The tide is turning as FaaS reforms the way we think about the finance products we utilise. The force for this change comes from the providers delivering services which create a profit or the need for consumers which has never been met. The important one being the convenience of payments and with the digital payments suspected to hit $6.6 trillion in the year of 2021, a 40 per cent rise in just two years and this being the push. The pull is derived from the things which is highly necessary for the consumers. Both need to be created from a compelling reason for consumers to move or change providers or to sign up to a new services. It is clear that the consumers are in the driving seat. The adoption of new techs and process is faster in the clients’ audiences than that in the business audiences. Some of the new financial services offered to consumers will need to be extended to the SME sector. It is because of the customers now demand the same pace and User experience (UX) in their business transactions are used to be received in their personal finances. The techs like APIs and Open banking systems enable consumers to see the range of data form variety of providers in a single view and it will be an important differentiator.
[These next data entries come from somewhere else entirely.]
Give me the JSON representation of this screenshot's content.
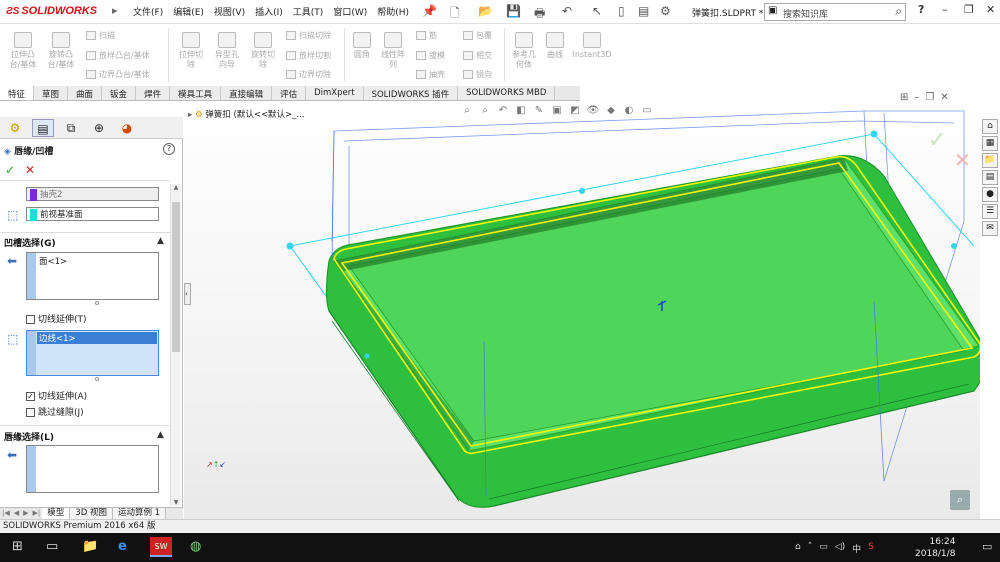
{
  "app": {
    "brand": "SOLIDWORKS",
    "menu": [
      "文件(F)",
      "编辑(E)",
      "视图(V)",
      "插入(I)",
      "工具(T)",
      "窗口(W)",
      "帮助(H)"
    ],
    "doc_name": "弹簧扣.SLDPRT *",
    "search_placeholder": "搜索知识库",
    "help": "?"
  },
  "ribbon": {
    "big_tools": [
      "拉伸凸\n台/基体",
      "旋转凸\n台/基体",
      "拉伸切\n除",
      "异型孔\n向导",
      "旋转切\n除",
      "圆角",
      "线性阵\n列",
      "参考几\n何体",
      "曲线",
      "Instant3D"
    ],
    "small_tools_a": [
      "扫描",
      "放样凸台/基体",
      "边界凸台/基体"
    ],
    "small_tools_b": [
      "扫描切除",
      "放样切割",
      "边界切除"
    ],
    "small_tools_c": [
      "筋",
      "拔模",
      "抽壳"
    ],
    "small_tools_d": [
      "包覆",
      "相交",
      "镜向"
    ]
  },
  "tabs": [
    "特征",
    "草图",
    "曲面",
    "钣金",
    "焊件",
    "模具工具",
    "直接编辑",
    "评估",
    "DimXpert",
    "SOLIDWORKS 插件",
    "SOLIDWORKS MBD"
  ],
  "panel": {
    "title": "唇缘/凹槽",
    "body_field": "抽壳2",
    "plane_field": "前视基准面",
    "groove_section": "凹槽选择(G)",
    "groove_face": "面<1>",
    "groove_tangent": "切线延伸(T)",
    "groove_edge": "边线<1>",
    "groove_edge_tangent": "切线延伸(A)",
    "skip_gaps": "跳过缝隙(J)",
    "lip_section": "唇缘选择(L)"
  },
  "bottom_tabs": [
    "模型",
    "3D 视图",
    "运动算例 1"
  ],
  "status": "SOLIDWORKS Premium 2016 x64 版",
  "tree_label": "弹簧扣  (默认<<默认>_...",
  "clock": {
    "time": "16:24",
    "date": "2018/1/8"
  },
  "tray_lang": "中",
  "colors": {
    "accent": "#d0121a",
    "model_green": "#2ecc40",
    "edge_yellow": "#f5f500",
    "plane_cyan": "#40e0f0"
  },
  "icons": [
    "ok-check-icon",
    "cancel-x-icon",
    "help-icon",
    "search-icon",
    "windows-start-icon"
  ]
}
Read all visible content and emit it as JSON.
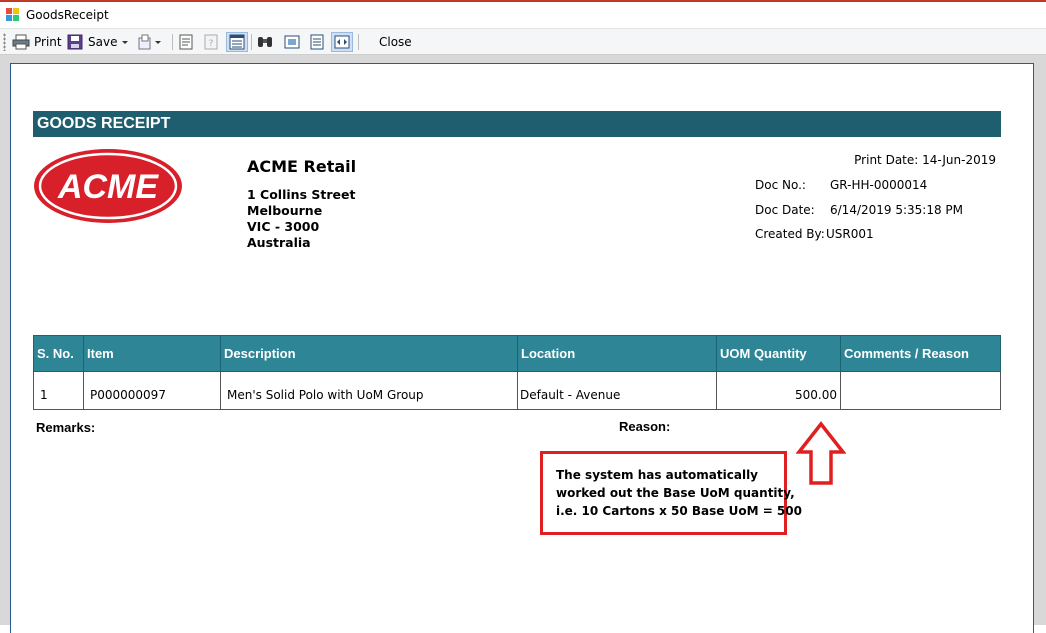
{
  "window": {
    "title": "GoodsReceipt"
  },
  "toolbar": {
    "print_label": "Print",
    "save_label": "Save",
    "close_label": "Close"
  },
  "report": {
    "banner": "GOODS RECEIPT",
    "logo_text": "ACME",
    "company": {
      "name": "ACME Retail",
      "address": [
        "1 Collins Street",
        "Melbourne",
        "VIC - 3000",
        "Australia"
      ]
    },
    "print_date": "Print Date: 14-Jun-2019",
    "doc_no_label": "Doc No.:",
    "doc_no": "GR-HH-0000014",
    "doc_date_label": "Doc Date:",
    "doc_date": "6/14/2019 5:35:18 PM",
    "created_by_label": "Created By:",
    "created_by": "USR001",
    "columns": [
      "S. No.",
      "Item",
      "Description",
      "Location",
      "UOM Quantity",
      "Comments / Reason"
    ],
    "rows": [
      {
        "sno": "1",
        "item": "P000000097",
        "description": "Men's Solid Polo with UoM Group",
        "location": "Default - Avenue",
        "uom_qty": "500.00",
        "comments": ""
      }
    ],
    "remarks_label": "Remarks:",
    "reason_label": "Reason:"
  },
  "annotation": {
    "lines": [
      "The system has automatically",
      "worked out the Base UoM quantity,",
      "i.e. 10 Cartons x 50 Base UoM = 500"
    ],
    "color": "#e02020"
  }
}
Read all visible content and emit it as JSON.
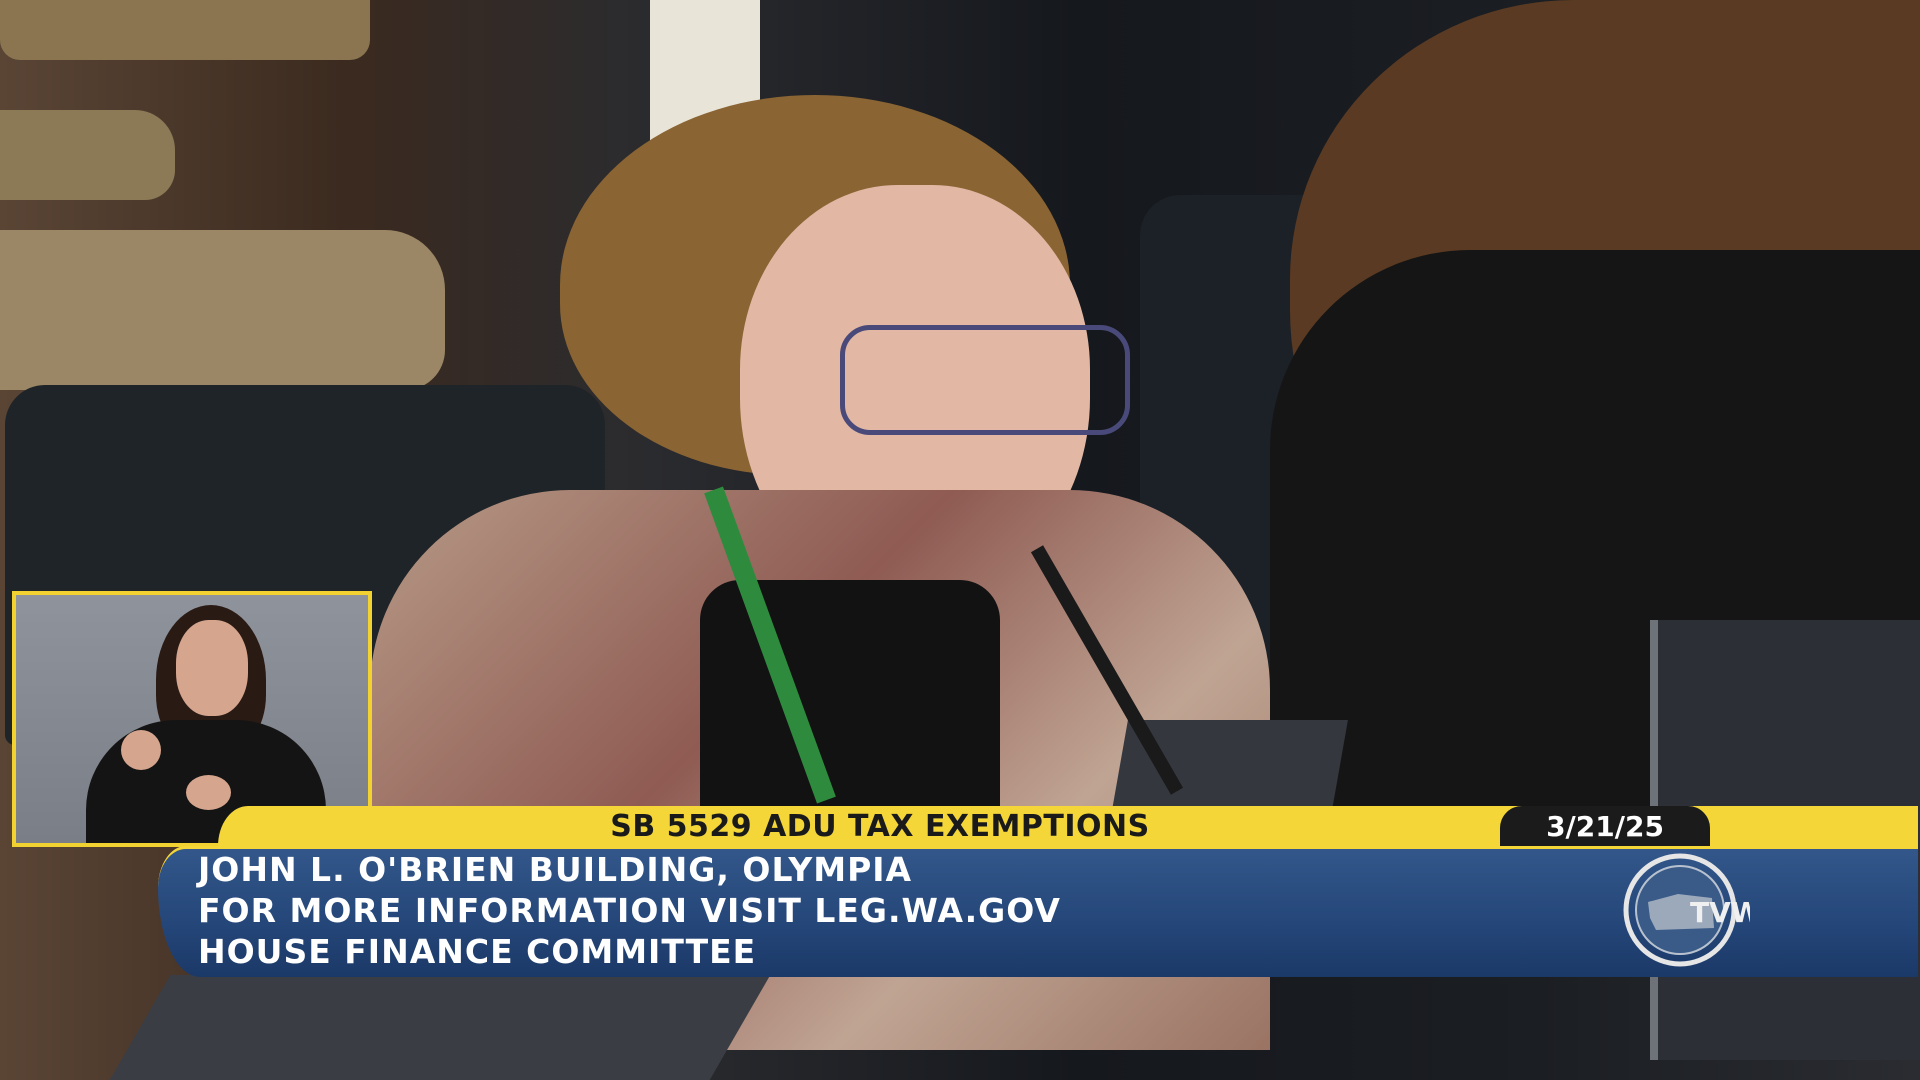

Financial service providers composed to prosper will have a readiness to revolutionize, digitisation as part of their DNA, and a large customer base from which to mine user-generated data for produce and service development. Hence, Big Tech poses a noteworthy risks to both the big players and the emerging fintechs. Companies like Amazon, Google, and Facebook have billions of clients, and therefore have the rich reserve of data to encounter the existing big banks. The small players willing to form alliances in order to make up for the massive amount of investment required to construct the technological backbone which is necessary to remain competitive. Operational solidity is the major building block for the FaaS service success. Payment systems must be very highly scalable and frictionless. The ones can make sure that this system will have advantages as the demand for such service grows exponentially.